Natural Gas on Friday (August 21, 2009) closed at ~$2.80/MMBtu – a 7-year low. If we assume that the price will rise to $5 by mid-November of this year, is UNG (the Natural Gas ETF) a good way to play this increase? Here are the key things to consider:
- What does the UNG fund contain? Does it own Natural Gas? No. Instead it invests in future contracts and swaps on the NYMEX and ICE exchanges. On August 11th, it owned the September contracts. The September contracts terminate on August 26th. As specified in UNG’s prospectus, it rolls its contracts 2 weeks before termination, over a 4-day period. This means that for the 4-days starting August 12th, it sold its September contracts and bought October contracts. Currently, NatGas future contracts are under severe contango, i.e. the farther out in time you go, the higher the price. The October price for NatGas is $0.42/MMBtu higher than the September price (which is just $0.02 above the spot price, of $2.78). So, the current spot price needs to rise about ~14% to equal the current price of the October NatGas contract, which closed on Friday at $3.22/MMBtu. In a month from now, UNG will have to sell its October contracts and buy November ones. At that time the spot price will be about the same as the October contract price. If we assume that the spot price moves up to $3.22, NatGas is up $0.42, but UNG has not benefited from this, since the October Futures contract has not moved, by our assumption. Is this an isolated occurrence? Will this happen every month over the next 3 months? Look at the future prices. Today (Aug 22, 2009), the December price is ~$5.02/MMBtu.
- UNG is in a regulatory box.

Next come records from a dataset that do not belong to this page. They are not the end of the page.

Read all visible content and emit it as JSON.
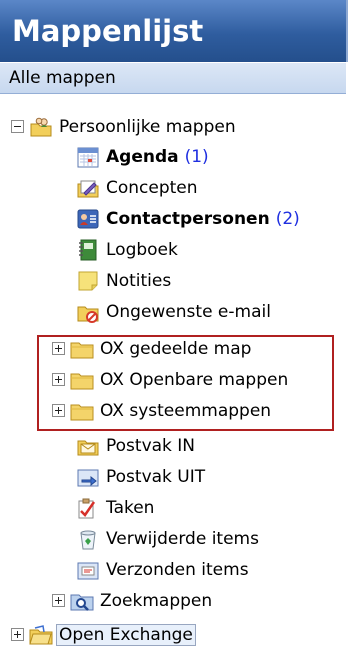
{
  "header": {
    "title": "Mappenlijst"
  },
  "subheader": {
    "label": "Alle mappen"
  },
  "tree": {
    "root": {
      "label": "Persoonlijke mappen",
      "expanded": true
    },
    "items": [
      {
        "label": "Agenda",
        "count": "(1)",
        "bold": true,
        "icon": "calendar-icon"
      },
      {
        "label": "Concepten",
        "icon": "drafts-icon"
      },
      {
        "label": "Contactpersonen",
        "count": "(2)",
        "bold": true,
        "icon": "contacts-icon"
      },
      {
        "label": "Logboek",
        "icon": "journal-icon"
      },
      {
        "label": "Notities",
        "icon": "notes-icon"
      },
      {
        "label": "Ongewenste e-mail",
        "icon": "junk-mail-icon"
      },
      {
        "label": "OX gedeelde map",
        "icon": "folder-icon",
        "expandable": true
      },
      {
        "label": "OX Openbare mappen",
        "icon": "folder-icon",
        "expandable": true
      },
      {
        "label": "OX systeemmappen",
        "icon": "folder-icon",
        "expandable": true
      },
      {
        "label": "Postvak IN",
        "icon": "inbox-icon"
      },
      {
        "label": "Postvak UIT",
        "icon": "outbox-icon"
      },
      {
        "label": "Taken",
        "icon": "tasks-icon"
      },
      {
        "label": "Verwijderde items",
        "icon": "deleted-items-icon"
      },
      {
        "label": "Verzonden items",
        "icon": "sent-items-icon"
      },
      {
        "label": "Zoekmappen",
        "icon": "search-folder-icon",
        "expandable": true
      }
    ],
    "bottom": {
      "label": "Open Exchange",
      "selected": true,
      "expandable": true
    }
  },
  "colors": {
    "header": "#2f5d9f",
    "highlight_border": "#b02020",
    "count": "#1f2fe0"
  }
}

Before July, as the demand for UNG shares increased, UNG’s managers created more UNG shares, and to back them up, they bought more natural gas future contracts and swaps. They did this to keep the price of the shares reflective of the underlying value of the natural gas investments (futures and swaps). If UNG shares traded below the underlying value of the investments, the managers would go into the market and buy back UNG shares (and thereby reduce the outstanding share count), and at the same time sell some of their contracts and swaps. But in early July, UNG hit their maximum share count, 347.4M. They filed to expand this by 1 billion shares, and got permission by the SEC to do so a couple of weeks ago. However, since the CFTC is thinking about imposing restrictions on funds like UNG (because they are neither a consumer nor producer of NatGas), UNG is not creating new shares. In fact, the CFTC may impose restrictions that could force UNG to either resort to offshore trading vehicles or to liquidate the fund.

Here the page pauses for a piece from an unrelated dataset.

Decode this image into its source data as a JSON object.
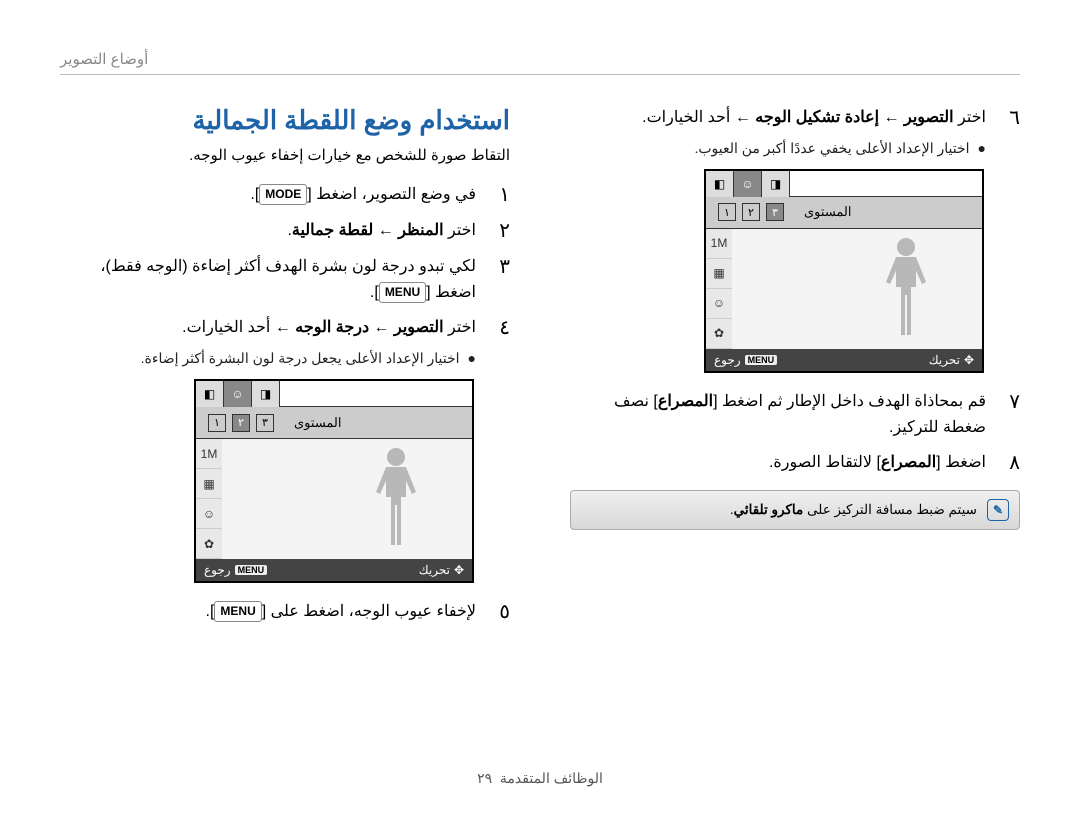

- There is a difference between UNG’s market price and its underlying value (NAV, or net asset value). Because of the low price of NatGas, many stock investors have been buying UNG. But because the UNG mgt is not creating more shares, the market price of UNG ($11.35) now differs from the value of its current investments, i.e. its NAV, which is $9.94. Every day UNG management posts its NAV. So UNG is currently selling at a 14% premium over NAV. Should the CFTC allow UNG to continue its strategy (or if UNG can switch to an offshore less regulated exchange, or if UNG management decides to liquidate the fund), then the NAV and market price will align. In this case, UNG longs will suffer a ~12% loss, as the market price drops to NAV.
- There is a huge supply of NatGas. This could be a long and complex discourse, and quite frankly I don’t fully understand the complete picture. But I do get the Storage situation. For this, simply look at the gov’t/DOE data. Pay particular attention to the chart. Or more simply, there is far more NatGas in storage than in any August in the last 5 years. For a simplistic commentary on this read these New York Times and Bloomberg articles.
Bottom line. I am bullish on the Natural Gas Prices over the long-term, but bearish on UNG.
Disclosure: I am short straddles on UNG (September and October). But I am short ~3X more calls than puts. In other words, I am hoping that UNG stays below ~$12.50/shr. I would prefer to simply short the stock, but cannot get the shares. I would prefer to simply short the stock, but cannot get the shares from Fidelity (even though the short-interest isn’t high – just ~12M shares vs. 347M outstanding).